Several companies that manage prescription drug benefits for insurers say they have not received any commitments from drugmakers to lower list prices.

Express Scripts, Humana, MedImpact, Optum RX and Prime Therapeutics all wrote in letters to Sens. Elizabeth Warren (D-Mass) and Tina Smith (D-Minn.) that they have not received commitments from drug manufacturers to lower drug prices.

President Trump said earlier this summer that drugmakers would soon announce “massive” and “voluntary” price cuts, but so far Merck is the only company to decrease the costs of some medicines.

Other drugmakers have announced freezes of planned price increases for the remainder of the year.

The companies were responding to letters that the two senators sent questioning their roles in drug pricing.

Warren and Smith specifically asked about Health and Human Services (HHS) Secretary Alex Azar’s comments that blamed pharmacy benefit managers and drug distributors for blocking drugmakers from lowering list prices.

An HHS spokesperson told The Hill in a statement Saturday that the department received the letter from Warren and Smith and plans to respond to it.

“… [T]he Secretary has made it clear that the incentives of the system are broken. Every actor — from manufacturers to benefit managers — involved in the current market benefits from higher prices — except patients,” the spokesperson said. “We are structurally rebuilding this entire segment of the economy to lead to enduring lower prices that are sustainable and support innovation.”

The companies contacted by the senators, which also included CVS Health and drug distributors AmerisourceBergen, CardinalHealth and McKesson, denied that they were working to keep prices high.

Azar said at a Senate hearing in July that drugmakers were looking at substantial decreases of drug prices. But he said he had been told by pharmacy benefit managers and drug distributors that they could lose access to patients or be removed from lists of drugs covered by insurers, called a “formulary.”

“Regarding Secretary Azar’s comments that drug companies would like to lower prices but the pharmacy benefit managers have not been cooperating, I want to assure you that this is not the case for CVS Health,” wrote Melissa Schulman, the company’s senior vice president for government and public affairs, in a response to the senators.

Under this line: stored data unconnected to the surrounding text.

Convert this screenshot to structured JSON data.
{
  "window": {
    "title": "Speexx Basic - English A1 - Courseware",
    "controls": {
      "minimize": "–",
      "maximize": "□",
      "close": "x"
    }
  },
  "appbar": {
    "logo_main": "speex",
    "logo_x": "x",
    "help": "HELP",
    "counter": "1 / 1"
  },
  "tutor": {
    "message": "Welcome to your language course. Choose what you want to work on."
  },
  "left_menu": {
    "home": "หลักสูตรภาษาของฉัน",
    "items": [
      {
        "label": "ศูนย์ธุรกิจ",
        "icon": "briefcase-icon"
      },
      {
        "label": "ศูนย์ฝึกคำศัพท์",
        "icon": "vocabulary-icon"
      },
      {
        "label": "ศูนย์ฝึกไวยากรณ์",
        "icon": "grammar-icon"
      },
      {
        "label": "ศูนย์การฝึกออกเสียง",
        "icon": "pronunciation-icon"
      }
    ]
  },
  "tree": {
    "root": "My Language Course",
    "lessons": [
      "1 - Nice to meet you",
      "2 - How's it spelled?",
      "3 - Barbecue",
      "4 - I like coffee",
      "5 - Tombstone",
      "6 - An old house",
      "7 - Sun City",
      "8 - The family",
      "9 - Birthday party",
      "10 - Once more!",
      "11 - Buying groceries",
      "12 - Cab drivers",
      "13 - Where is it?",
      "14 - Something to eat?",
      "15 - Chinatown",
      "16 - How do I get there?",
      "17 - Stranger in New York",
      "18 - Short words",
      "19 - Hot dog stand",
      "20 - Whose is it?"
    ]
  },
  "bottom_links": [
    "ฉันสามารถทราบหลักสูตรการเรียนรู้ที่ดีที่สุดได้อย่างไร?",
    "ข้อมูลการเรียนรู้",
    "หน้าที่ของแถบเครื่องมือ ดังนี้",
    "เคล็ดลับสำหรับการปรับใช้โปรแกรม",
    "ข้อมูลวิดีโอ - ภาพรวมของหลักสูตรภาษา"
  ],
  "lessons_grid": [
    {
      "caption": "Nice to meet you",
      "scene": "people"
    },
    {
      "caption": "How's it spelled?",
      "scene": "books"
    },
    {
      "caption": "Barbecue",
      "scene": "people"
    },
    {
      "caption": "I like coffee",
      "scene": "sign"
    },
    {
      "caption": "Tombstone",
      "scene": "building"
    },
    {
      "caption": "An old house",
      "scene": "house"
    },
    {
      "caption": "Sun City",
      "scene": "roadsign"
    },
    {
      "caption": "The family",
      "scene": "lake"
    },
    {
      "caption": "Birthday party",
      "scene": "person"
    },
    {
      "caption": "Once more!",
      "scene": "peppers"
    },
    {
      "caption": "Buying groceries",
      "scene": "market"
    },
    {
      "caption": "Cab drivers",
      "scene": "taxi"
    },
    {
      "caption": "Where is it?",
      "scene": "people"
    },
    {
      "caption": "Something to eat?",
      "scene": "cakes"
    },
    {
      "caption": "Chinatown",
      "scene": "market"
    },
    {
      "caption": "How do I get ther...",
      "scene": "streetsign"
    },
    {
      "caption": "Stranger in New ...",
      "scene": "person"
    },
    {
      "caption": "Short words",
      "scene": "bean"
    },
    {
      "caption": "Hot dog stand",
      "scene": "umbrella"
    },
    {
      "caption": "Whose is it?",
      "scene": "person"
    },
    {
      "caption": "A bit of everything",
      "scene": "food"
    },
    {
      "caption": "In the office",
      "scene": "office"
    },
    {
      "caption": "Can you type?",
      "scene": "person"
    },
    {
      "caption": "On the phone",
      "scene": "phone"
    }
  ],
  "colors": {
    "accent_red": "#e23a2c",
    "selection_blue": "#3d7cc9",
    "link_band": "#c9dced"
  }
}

Express Scripts also wrote that it has not discouraged or pushed back against any drugmaker efforts to lower list prices.

“We have, however, ‘pushed back’ against the characterization that pharmacy benefit managers, like Express Scripts, are responsible for drug price increases,” wrote Jonah Houts, the company’s vice president for corporate government affairs.

Warren and Smith, in a letter to Azar released Friday, questioned whether he was coordinating with drugmakers attacks on industry middlemen.